Section 4.4.1 outlines a list of contexts that would be considered unsafe to generalize the results of this experiment within. This list is also a guide for future work. For example, whiteboards are very popular in workplaces and classrooms, and they are commonly used for communication and collaboration purposes. Would on screen viewing still be better than viewing on a whiteboard? According to Badreddin et al. [8], diagrams that are created for the purpose of communication and collaboration are often hand-sketched. It would also be interesting to investigate the effect of reading hand-sketched diagrams in comparison with diagrams that are created using software tools. This experiment used use case and feature diagrams and as such it is also interesting to compare the effect of reading on screen in comparison with on paper in case other types of diagrams were used, such as UML class, activity or statechart diagrams.

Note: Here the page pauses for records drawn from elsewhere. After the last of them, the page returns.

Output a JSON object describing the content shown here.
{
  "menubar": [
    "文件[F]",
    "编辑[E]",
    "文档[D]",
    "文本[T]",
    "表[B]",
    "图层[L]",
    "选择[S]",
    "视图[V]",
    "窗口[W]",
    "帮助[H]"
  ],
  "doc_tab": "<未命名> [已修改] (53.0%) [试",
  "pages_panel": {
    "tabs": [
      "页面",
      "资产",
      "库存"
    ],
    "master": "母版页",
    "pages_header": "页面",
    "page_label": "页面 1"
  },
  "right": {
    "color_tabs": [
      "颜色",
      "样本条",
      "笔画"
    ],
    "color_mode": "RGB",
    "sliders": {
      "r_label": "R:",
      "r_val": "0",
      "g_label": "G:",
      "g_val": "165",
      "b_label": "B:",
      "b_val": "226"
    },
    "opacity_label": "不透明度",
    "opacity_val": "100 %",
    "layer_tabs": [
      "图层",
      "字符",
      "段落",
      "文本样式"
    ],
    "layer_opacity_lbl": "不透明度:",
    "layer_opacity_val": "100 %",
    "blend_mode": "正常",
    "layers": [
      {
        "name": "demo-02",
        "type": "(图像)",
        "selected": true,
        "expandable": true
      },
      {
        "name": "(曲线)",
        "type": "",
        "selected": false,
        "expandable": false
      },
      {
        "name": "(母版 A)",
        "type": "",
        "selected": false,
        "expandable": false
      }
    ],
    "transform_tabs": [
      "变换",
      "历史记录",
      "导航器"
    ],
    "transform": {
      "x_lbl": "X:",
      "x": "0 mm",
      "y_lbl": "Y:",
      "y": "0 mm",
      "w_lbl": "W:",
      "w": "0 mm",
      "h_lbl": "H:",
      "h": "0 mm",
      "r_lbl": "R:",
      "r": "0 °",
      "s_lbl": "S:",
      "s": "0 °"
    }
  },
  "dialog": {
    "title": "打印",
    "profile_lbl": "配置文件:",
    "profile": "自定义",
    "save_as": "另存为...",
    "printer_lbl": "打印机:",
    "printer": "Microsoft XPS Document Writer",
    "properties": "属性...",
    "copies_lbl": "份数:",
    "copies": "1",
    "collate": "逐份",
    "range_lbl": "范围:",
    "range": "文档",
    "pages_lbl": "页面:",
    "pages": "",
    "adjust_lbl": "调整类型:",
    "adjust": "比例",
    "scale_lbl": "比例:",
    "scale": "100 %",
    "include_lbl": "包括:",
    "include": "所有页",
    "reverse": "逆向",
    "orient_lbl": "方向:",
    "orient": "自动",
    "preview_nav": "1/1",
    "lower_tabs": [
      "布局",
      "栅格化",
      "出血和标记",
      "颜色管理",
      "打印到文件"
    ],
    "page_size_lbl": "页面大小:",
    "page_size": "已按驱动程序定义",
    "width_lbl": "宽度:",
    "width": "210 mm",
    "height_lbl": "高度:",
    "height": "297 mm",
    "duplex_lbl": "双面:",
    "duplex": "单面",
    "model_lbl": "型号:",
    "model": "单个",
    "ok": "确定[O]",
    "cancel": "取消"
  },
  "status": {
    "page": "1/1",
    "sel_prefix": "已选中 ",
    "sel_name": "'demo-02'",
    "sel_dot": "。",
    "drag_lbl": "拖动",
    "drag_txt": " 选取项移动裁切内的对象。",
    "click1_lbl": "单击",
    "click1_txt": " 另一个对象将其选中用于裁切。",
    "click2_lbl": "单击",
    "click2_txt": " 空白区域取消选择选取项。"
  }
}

One very interesting conjecture to investigate is the difference between reading on paper in comparison with on screen in case the diagrams contained colors, other than black and white. Color is the most cognitively visual variable as the human visual system is highly sensitive to variations in color and can accurately and quickly distinguish between them [47, 48]. The human mind can detect differences in color three times faster than shape which makes color more easily remembered [49, 50]. Color has a strong role in object recognition [51], and becomes more effective in object recognition when shape is not diagnostic [52], which is most often the case in software engineering notations. The RGB color model (the color model humans see when viewing actual physical objects) is converted to an XYZ color model on screen and a CMYK color model on paper. Would the existence of colors in the diagrams and the use of different color models affect reading from the two mediums differently?

Systems have multiple perspectives and a multitude of diagrams types are created to model these perspectives. This means that the development team would require to consider multiple diagrams of similar or different types in order to reason about a system appropriately. Navigation using software modeling tools can be conveniently done via hyperlinking and using other automated features, whereas navigation on paper can only be done physically. As such, future work can be directed towards addressing the effectiveness of reading a collection of diagrams on paper in comparison with on screen.